ファンダメンタルズの弱さ目立つ大豆相場

 9日に米農務省は生産高予想・需給報告を明らかにする。生産高予想の今年の発表は今回で最後となり、年明け1月に最終生産高予想が発表される。順調な収穫が影響して、今回発表される生産高予想は10月の発表よりも上方修正されるとの見方が支配的である。
 10月に米農務省が発表した大豆の生産高予想は30億6000万ブッシェル(イールドは41.5ブッシェル)であるが、今回の発表に対するFCストーンの事前予想は31億1000万ブッシェル(同42.2ブッシェル)、インフォーマの事前予想は30億8200万ブッシェル(同41.8ブッシェル)で、主要な2つのアナリストはいずれも上方修正を想定している。

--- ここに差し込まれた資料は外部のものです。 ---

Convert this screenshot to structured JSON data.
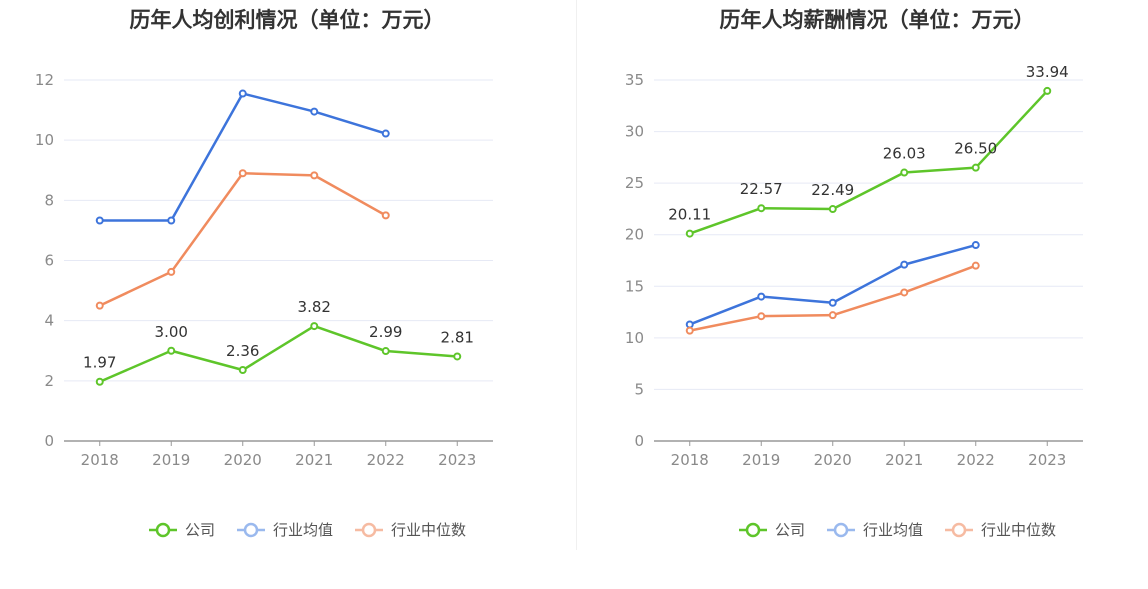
{
  "chart_data": [
    {
      "type": "line",
      "title": "历年人均创利情况（单位：万元）",
      "categories": [
        "2018",
        "2019",
        "2020",
        "2021",
        "2022",
        "2023"
      ],
      "ylim": [
        0,
        12
      ],
      "yticks": [
        0,
        2,
        4,
        6,
        8,
        10,
        12
      ],
      "grid": true,
      "legend_position": "bottom",
      "series": [
        {
          "name": "公司",
          "color": "#5ec52a",
          "values": [
            1.97,
            3.0,
            2.36,
            3.82,
            2.99,
            2.81
          ],
          "labels": [
            "1.97",
            "3.00",
            "2.36",
            "3.82",
            "2.99",
            "2.81"
          ]
        },
        {
          "name": "行业均值",
          "color": "#3d74db",
          "values": [
            7.33,
            7.33,
            11.55,
            10.95,
            10.22,
            null
          ]
        },
        {
          "name": "行业中位数",
          "color": "#f08b5e",
          "values": [
            4.5,
            5.62,
            8.9,
            8.83,
            7.5,
            null
          ]
        }
      ]
    },
    {
      "type": "line",
      "title": "历年人均薪酬情况（单位：万元）",
      "categories": [
        "2018",
        "2019",
        "2020",
        "2021",
        "2022",
        "2023"
      ],
      "ylim": [
        0,
        35
      ],
      "yticks": [
        0,
        5,
        10,
        15,
        20,
        25,
        30,
        35
      ],
      "grid": true,
      "legend_position": "bottom",
      "series": [
        {
          "name": "公司",
          "color": "#5ec52a",
          "values": [
            20.11,
            22.57,
            22.49,
            26.03,
            26.5,
            33.94
          ],
          "labels": [
            "20.11",
            "22.57",
            "22.49",
            "26.03",
            "26.50",
            "33.94"
          ]
        },
        {
          "name": "行业均值",
          "color": "#3d74db",
          "values": [
            11.3,
            14.0,
            13.4,
            17.1,
            19.0,
            null
          ]
        },
        {
          "name": "行业中位数",
          "color": "#f08b5e",
          "values": [
            10.7,
            12.1,
            12.2,
            14.4,
            17.0,
            null
          ]
        }
      ]
    }
  ]
}
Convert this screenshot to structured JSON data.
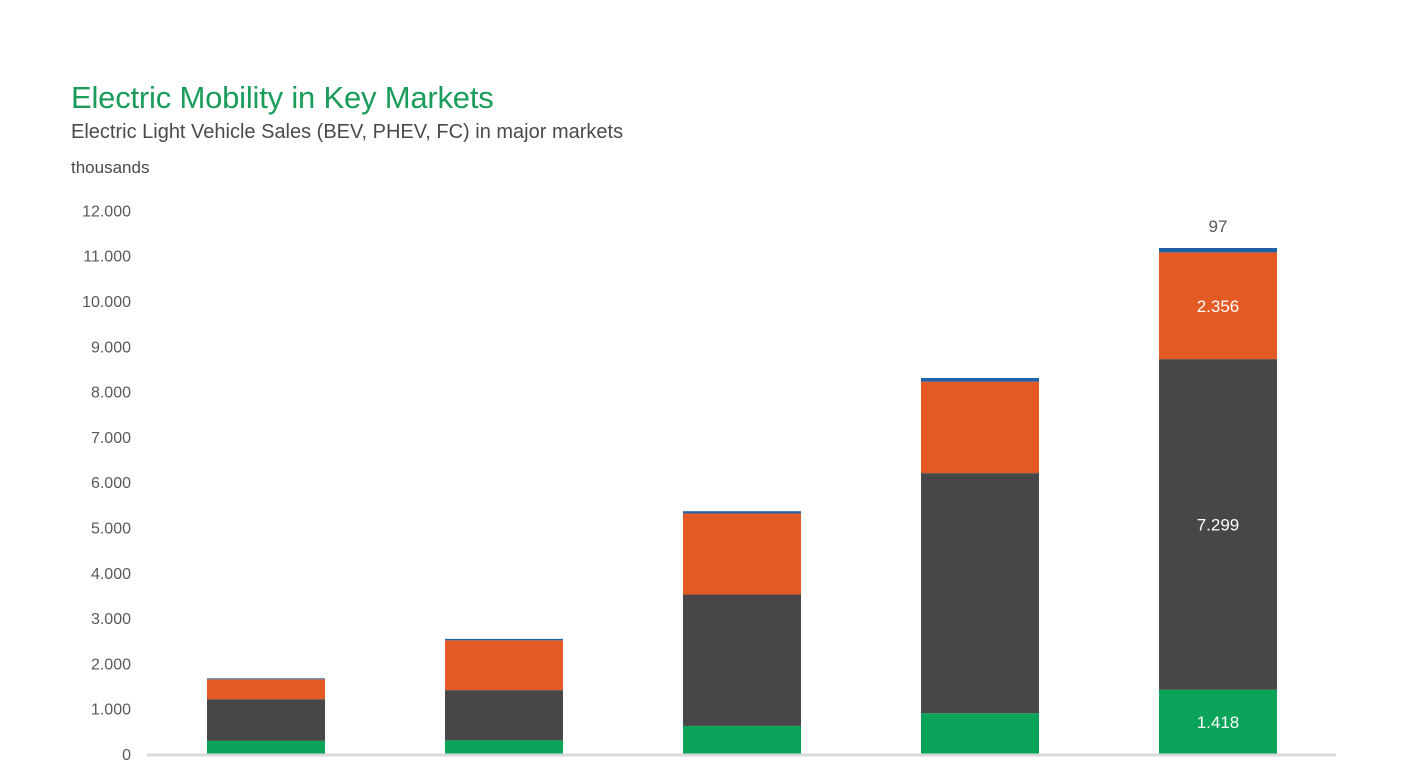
{
  "title": "Electric Mobility in Key Markets",
  "subtitle": "Electric Light Vehicle Sales (BEV, PHEV, FC) in major markets",
  "unit_label": "thousands",
  "colors": {
    "title": "#1a9c5a",
    "series_bottom": "#0aa35a",
    "series_middle": "#474747",
    "series_upper": "#e35a24",
    "series_top": "#1f5fa6",
    "gridline": "#d9d9d9",
    "axis_text": "#595959"
  },
  "chart_data": {
    "type": "bar",
    "stacked": true,
    "title": "Electric Mobility in Key Markets",
    "subtitle": "Electric Light Vehicle Sales (BEV, PHEV, FC) in major markets",
    "ylabel": "thousands",
    "ylim": [
      0,
      12000
    ],
    "ytick_step": 1000,
    "ytick_labels": [
      "0",
      "1.000",
      "2.000",
      "3.000",
      "4.000",
      "5.000",
      "6.000",
      "7.000",
      "8.000",
      "9.000",
      "10.000",
      "11.000",
      "12.000"
    ],
    "grid": false,
    "legend": "none",
    "categories": [
      "",
      "",
      "",
      "",
      ""
    ],
    "series": [
      {
        "values": [
          290,
          300,
          620,
          900,
          1418
        ],
        "labels": [
          "",
          "",
          "",
          "",
          "1.418"
        ]
      },
      {
        "values": [
          920,
          1110,
          2900,
          5300,
          7299
        ],
        "labels": [
          "",
          "",
          "",
          "",
          "7.299"
        ]
      },
      {
        "values": [
          440,
          1100,
          1790,
          2020,
          2356
        ],
        "labels": [
          "",
          "",
          "",
          "",
          "2.356"
        ]
      },
      {
        "values": [
          20,
          30,
          50,
          80,
          97
        ],
        "labels": [
          "",
          "",
          "",
          "",
          "97"
        ]
      }
    ]
  }
}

 生産高予想に関しては上方修正が一般的になりつつあるが、注目は中国の大豆輸入動向である。中国の9月の大豆輸入は前年比20%減となるなど、今春以降、大豆輸入を鈍化させている。中国国内の圧砕マージンの悪化が影響し、特に割高な米国大豆の買い付けを手控えている。9月1日からスタートした2011年度の米国大豆の輸出検証高(実際に輸出された大豆の数量)の累計(10月27日現在)は、前年同期比で37.4%も大幅に減少している。中国政府も大豆の輸入鈍化させる意向を示しており、実際に買い付けが低迷しており、とりわけ米国の輸入減速をもたらしている。
 しかしながら、米農務省は2011年度の中国の大豆輸入を5650万トンと予測している。2010年度の5200万トンから450万トンも急増するとしている。2010年度は2009年度から166万トンも増加しているが、2011年度はその3倍近くも急増するとしている。中国による買い付け手控えの意向や圧砕マージンの悪化の影響の下、これだけの輸入急増を予想するシナリオはすでに崩れてしまったと考えられる。